Scapegoating is the cry of a collapsing culture.
And here’s the even harsher truth: scapegoating doesn’t stop with Jews. If you eliminate them, the machine doesn’t shut down. It looks for a new target. France moved from Jews to aristocrats to Catholics to Protestants to immigrants. Russia moved from Jews to kulaks to dissidents. Germany moved from Jews to Slavs to the disabled to Christians who resisted the regime.
Once a society embraces magical thinking, the belief that some tiny group is pulling the strings, it becomes addicted to the story. And addiction ends in destruction.

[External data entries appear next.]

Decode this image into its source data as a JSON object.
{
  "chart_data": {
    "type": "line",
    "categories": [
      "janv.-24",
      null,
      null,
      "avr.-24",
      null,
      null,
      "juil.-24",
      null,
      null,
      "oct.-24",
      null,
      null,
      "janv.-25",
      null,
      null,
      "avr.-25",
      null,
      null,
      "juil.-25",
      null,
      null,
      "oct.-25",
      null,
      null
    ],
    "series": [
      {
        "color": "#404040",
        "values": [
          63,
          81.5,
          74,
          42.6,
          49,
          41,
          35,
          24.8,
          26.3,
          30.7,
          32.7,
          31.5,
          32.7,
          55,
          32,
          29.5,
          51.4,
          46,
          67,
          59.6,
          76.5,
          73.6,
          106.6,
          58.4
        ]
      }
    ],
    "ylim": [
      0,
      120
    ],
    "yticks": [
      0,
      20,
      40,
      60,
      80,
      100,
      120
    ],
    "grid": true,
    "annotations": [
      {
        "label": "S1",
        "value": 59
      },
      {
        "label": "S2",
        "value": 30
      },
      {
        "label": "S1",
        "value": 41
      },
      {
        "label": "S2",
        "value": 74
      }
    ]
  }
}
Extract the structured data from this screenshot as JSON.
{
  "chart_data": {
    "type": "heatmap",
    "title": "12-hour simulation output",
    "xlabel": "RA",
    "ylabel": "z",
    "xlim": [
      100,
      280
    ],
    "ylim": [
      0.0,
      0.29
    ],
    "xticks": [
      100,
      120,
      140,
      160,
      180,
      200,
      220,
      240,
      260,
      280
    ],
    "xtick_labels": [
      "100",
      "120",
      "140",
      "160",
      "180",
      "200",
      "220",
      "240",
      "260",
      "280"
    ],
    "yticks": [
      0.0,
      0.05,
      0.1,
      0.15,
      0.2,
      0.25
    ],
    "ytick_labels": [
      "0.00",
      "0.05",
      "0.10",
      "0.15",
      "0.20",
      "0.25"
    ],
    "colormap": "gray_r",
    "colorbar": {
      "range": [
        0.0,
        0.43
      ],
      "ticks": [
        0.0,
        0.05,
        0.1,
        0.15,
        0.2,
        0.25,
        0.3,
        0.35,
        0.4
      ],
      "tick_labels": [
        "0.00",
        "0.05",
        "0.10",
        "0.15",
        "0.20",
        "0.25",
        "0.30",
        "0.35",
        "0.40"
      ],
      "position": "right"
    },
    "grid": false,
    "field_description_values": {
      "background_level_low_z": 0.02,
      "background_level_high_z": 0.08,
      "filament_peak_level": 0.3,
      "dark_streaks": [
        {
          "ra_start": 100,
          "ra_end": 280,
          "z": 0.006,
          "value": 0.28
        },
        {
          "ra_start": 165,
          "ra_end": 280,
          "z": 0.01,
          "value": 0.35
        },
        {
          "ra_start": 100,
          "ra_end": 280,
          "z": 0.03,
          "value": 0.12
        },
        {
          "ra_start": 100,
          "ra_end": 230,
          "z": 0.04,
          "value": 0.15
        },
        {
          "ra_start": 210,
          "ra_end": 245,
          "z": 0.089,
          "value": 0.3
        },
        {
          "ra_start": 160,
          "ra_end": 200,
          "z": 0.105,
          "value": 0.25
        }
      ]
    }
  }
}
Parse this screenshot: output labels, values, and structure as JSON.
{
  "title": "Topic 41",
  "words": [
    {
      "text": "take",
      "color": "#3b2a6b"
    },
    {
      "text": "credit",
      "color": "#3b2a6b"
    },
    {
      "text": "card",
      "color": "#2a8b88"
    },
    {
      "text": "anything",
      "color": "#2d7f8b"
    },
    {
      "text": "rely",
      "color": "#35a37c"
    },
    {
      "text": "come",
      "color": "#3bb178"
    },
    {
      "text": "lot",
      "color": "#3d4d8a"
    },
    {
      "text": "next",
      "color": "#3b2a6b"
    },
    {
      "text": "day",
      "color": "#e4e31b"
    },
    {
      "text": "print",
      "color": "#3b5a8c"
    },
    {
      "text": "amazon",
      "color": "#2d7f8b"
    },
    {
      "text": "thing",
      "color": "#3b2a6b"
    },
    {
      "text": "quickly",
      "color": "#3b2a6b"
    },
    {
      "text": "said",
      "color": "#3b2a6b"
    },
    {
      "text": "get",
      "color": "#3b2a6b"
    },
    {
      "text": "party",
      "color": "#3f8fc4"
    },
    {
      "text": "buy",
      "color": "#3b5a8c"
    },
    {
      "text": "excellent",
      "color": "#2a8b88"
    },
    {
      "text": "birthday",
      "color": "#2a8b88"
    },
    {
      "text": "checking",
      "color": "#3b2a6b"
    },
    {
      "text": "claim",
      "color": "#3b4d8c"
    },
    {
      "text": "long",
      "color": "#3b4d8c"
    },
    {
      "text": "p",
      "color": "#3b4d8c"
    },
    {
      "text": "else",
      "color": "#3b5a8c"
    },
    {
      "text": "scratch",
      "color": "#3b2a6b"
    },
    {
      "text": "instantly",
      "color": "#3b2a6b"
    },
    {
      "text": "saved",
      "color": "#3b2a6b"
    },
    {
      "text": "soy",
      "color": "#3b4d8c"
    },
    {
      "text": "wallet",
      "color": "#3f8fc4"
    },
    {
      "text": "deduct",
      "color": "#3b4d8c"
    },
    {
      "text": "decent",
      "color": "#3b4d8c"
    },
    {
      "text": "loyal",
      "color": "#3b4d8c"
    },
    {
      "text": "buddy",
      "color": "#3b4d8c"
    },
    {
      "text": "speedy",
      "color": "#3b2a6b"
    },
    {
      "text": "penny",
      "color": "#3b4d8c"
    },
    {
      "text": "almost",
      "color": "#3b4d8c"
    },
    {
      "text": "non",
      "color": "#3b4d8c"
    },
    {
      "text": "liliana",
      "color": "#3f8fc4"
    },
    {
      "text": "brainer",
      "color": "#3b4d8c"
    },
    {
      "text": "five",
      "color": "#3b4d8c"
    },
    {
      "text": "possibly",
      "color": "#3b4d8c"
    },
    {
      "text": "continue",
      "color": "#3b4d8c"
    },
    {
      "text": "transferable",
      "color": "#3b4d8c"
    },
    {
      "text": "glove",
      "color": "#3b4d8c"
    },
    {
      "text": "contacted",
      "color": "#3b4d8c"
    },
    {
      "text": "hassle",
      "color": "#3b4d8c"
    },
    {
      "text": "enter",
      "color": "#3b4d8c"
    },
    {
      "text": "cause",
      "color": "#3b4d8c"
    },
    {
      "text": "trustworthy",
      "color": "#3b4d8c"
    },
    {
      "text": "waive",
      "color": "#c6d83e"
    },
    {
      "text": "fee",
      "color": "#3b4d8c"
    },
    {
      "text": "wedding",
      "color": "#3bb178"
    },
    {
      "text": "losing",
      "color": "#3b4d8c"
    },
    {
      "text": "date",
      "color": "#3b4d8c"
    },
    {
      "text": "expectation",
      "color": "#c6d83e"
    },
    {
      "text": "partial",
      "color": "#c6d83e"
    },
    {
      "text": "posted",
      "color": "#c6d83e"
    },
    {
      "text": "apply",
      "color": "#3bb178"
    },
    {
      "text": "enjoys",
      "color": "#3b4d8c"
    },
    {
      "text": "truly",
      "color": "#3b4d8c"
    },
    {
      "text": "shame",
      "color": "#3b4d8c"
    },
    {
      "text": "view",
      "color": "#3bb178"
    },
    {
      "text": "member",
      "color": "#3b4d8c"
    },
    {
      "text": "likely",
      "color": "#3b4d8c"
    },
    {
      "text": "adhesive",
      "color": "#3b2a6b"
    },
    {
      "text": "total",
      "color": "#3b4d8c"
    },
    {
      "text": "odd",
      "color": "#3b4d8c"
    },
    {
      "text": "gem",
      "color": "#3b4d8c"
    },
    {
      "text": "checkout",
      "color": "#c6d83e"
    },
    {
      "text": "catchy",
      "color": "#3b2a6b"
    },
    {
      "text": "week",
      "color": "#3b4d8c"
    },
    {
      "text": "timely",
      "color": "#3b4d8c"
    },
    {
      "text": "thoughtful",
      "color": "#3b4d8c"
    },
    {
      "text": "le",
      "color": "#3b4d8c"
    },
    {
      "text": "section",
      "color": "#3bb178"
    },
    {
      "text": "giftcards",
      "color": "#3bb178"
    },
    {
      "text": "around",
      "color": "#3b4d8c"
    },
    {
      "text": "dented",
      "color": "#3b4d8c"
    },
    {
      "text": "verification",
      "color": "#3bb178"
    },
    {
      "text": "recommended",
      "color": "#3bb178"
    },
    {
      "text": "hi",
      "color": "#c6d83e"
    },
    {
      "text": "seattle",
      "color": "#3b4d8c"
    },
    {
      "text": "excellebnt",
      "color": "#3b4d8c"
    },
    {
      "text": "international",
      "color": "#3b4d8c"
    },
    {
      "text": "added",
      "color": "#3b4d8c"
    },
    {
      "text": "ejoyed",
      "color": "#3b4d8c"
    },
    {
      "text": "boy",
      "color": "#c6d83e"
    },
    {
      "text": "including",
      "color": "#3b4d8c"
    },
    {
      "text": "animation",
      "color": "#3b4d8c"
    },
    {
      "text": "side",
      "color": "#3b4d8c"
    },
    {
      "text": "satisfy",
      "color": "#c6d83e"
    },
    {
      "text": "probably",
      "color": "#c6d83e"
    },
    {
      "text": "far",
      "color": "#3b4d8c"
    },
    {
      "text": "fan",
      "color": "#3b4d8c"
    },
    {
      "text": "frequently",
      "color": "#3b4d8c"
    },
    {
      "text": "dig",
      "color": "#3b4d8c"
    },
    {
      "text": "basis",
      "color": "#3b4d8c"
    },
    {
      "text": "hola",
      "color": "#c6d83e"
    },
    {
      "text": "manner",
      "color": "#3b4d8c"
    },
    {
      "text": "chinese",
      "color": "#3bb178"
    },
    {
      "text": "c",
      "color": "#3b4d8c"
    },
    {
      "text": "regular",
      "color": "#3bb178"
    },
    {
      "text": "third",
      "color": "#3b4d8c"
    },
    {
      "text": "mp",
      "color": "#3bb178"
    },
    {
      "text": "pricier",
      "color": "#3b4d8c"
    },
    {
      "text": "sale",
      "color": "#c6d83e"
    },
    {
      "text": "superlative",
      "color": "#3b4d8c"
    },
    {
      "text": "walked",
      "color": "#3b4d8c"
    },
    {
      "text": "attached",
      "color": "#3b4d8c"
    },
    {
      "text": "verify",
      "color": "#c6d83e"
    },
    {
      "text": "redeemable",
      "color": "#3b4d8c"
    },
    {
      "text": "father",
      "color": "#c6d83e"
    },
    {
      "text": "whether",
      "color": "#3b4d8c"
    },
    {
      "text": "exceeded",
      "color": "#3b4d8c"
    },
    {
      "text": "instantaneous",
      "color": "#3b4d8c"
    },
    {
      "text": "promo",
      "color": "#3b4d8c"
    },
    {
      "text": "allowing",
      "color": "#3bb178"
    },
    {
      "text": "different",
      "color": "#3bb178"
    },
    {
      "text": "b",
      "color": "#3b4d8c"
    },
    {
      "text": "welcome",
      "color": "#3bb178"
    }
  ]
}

Jews stand out in this cycle only because they have learned, over millennia, how to survive it. Strong families. Portable skills. Literacy. Cohesion. Memory. A culture that outlasts persecution. Most middleman minorities never survive their scapegoating. Jews do. And their survival irritates the people who’d rather blame others than fix themselves.
The Real Problem — and the Real Solution
The hatred rising right now has nothing to do with Jewish behavior. It’s about our own cultural laziness. When families weaken, discipline erodes, institutions decay, and responsibility gets replaced with entitlement, people start looking for villains.
The solution is not to scrutinize Jews harder. It’s to scrutinize ourselves.
A healthy society doesn’t need scapegoats. A healthy society doesn’t blame minorities for its failures. A healthy society does the boring, difficult work of maintaining its own foundations.
If we want to break the ancient pattern, the answer is simple and infuriating:
Quit looking for someone to blame.
Pay attention to your own responsibilities.
Fix your own damn house.
When a society turns on its Jews, the warning isn’t for the Jews. It’s for everyone else.